Towards Efficient Federated Learning of Networked Mixture-of-Experts for Mobile Edge Computing
Song Gao, Shusen Jing, Shuai Zhang, Yue Wang, Xiangwei Zhou, Songyang Zhang
TL;DR
Networked MoE (NMoE) tackles the challenge of deploying and training large foundation models on edge devices with limited compute and storage. It splits MoE components across edge clients and enables collaborative inference under privacy and bandwidth constraints. A three-stage federated training pipeline is proposed: Stage 1 federated training of the shared FE using FedCE or FedSC, Stage 2 personalized expert training on local data, and Stage 3 gating network training with RanGate, RollGate, or FedGate. Experiments on CIFAR10 under IID and non-IID settings show improved efficiency and robustness, with FedGate and FedSC delivering strong performance and reduced communication costs, underscoring the practical potential of NMoE for wireless management.
Abstract
Recent advancements in large artificial intelligence models (LAMs) are driving significant innovations in mobile edge computing within next-generation wireless networks. However, the substantial demands for computational resources and large-scale training data required to train LAMs conflict with the limited storage and computational capacity of edge devices, posing significant challenges to training and deploying LAMs at the edge.
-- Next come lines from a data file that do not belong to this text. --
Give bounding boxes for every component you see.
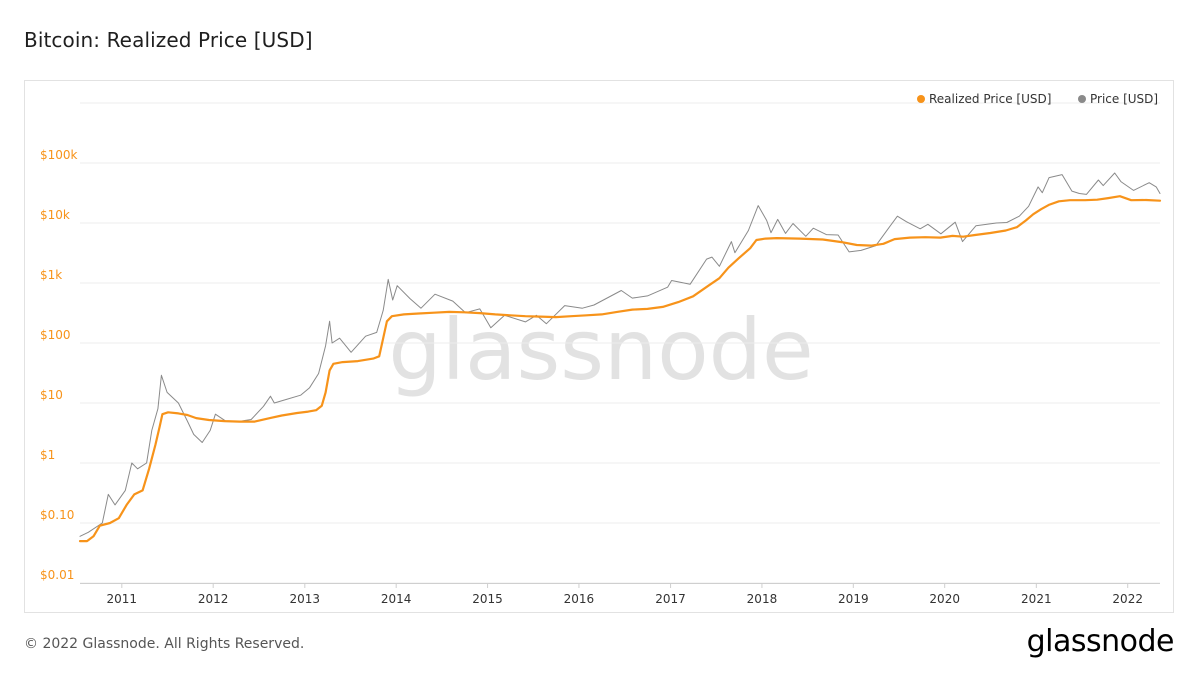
x-tick-label: 2014 <box>381 592 412 606</box>
y-tick-label: $10k <box>40 208 70 222</box>
x-tick-label: 2015 <box>472 592 503 606</box>
y-tick-label: $1 <box>40 448 55 462</box>
y-tick-label: $0.10 <box>40 508 74 522</box>
copyright-text: © 2022 Glassnode. All Rights Reserved. <box>24 636 305 652</box>
chart-svg: glassnode $0.01 $0.10 $1 $10 $100 $1k $10k $100… <box>40 92 1162 606</box>
x-tick-label: 2012 <box>198 592 229 606</box>
grid-layer <box>80 102 1160 584</box>
x-tick-label: 2021 <box>1021 592 1052 606</box>
legend-label-realized-price: Realized Price [USD] <box>929 92 1051 106</box>
legend-item-price[interactable]: Price [USD] <box>1078 92 1158 106</box>
y-tick-label: $100k <box>40 148 78 162</box>
chart-container: glassnode $0.01 $0.10 $1 $10 $100 $1k $10k $100… <box>24 80 1174 613</box>
x-tick-label: 2011 <box>107 592 138 606</box>
x-tick-label: 2022 <box>1112 592 1143 606</box>
legend-item-realized-price[interactable]: Realized Price [USD] <box>917 92 1051 106</box>
y-tick-label: $10 <box>40 388 63 402</box>
series-layer <box>78 172 1162 543</box>
x-tick-label: 2017 <box>655 592 686 606</box>
x-tick-label: 2013 <box>290 592 321 606</box>
y-tick-label: $100 <box>40 328 71 342</box>
x-axis: 2011 2012 2013 2014 2015 2016 2017 2018 2019 2020… <box>80 583 1160 606</box>
y-axis: $0.01 $0.10 $1 $10 $100 $1k $10k $100k <box>40 148 78 582</box>
legend-marker-price <box>1078 95 1086 103</box>
legend[interactable]: Realized Price [USD] Price [USD] <box>917 92 1158 106</box>
watermark-text: glassnode <box>388 301 813 399</box>
y-tick-label: $0.01 <box>40 568 74 582</box>
legend-marker-realized-price <box>917 95 925 103</box>
page-title: Bitcoin: Realized Price [USD] <box>24 28 313 52</box>
y-tick-label: $1k <box>40 268 62 282</box>
x-tick-label: 2020 <box>929 592 960 606</box>
x-tick-label: 2018 <box>747 592 778 606</box>
glassnode-logo[interactable]: glassnode <box>1026 624 1175 659</box>
x-tick-label: 2019 <box>838 592 869 606</box>
legend-label-price: Price [USD] <box>1090 92 1158 106</box>
x-tick-label: 2016 <box>564 592 595 606</box>
series-line-realized-price <box>78 195 1162 543</box>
In this work, we introduce the Networked Mixture-of-Experts (NMoE) system, in which clients infer collaboratively by distributing tasks to suitable neighbors based on their expertise and aggregate the returned results. For training the NMoE, we propose a federated learning framework that integrates both supervised and self-supervised learning to balance personalization and generalization, while preserving communication efficiency and data privacy. We conduct extensive experiments to demonstrate the efficacy of the proposed NMoE system, providing insights and benchmarks for the NMoE training algorithms.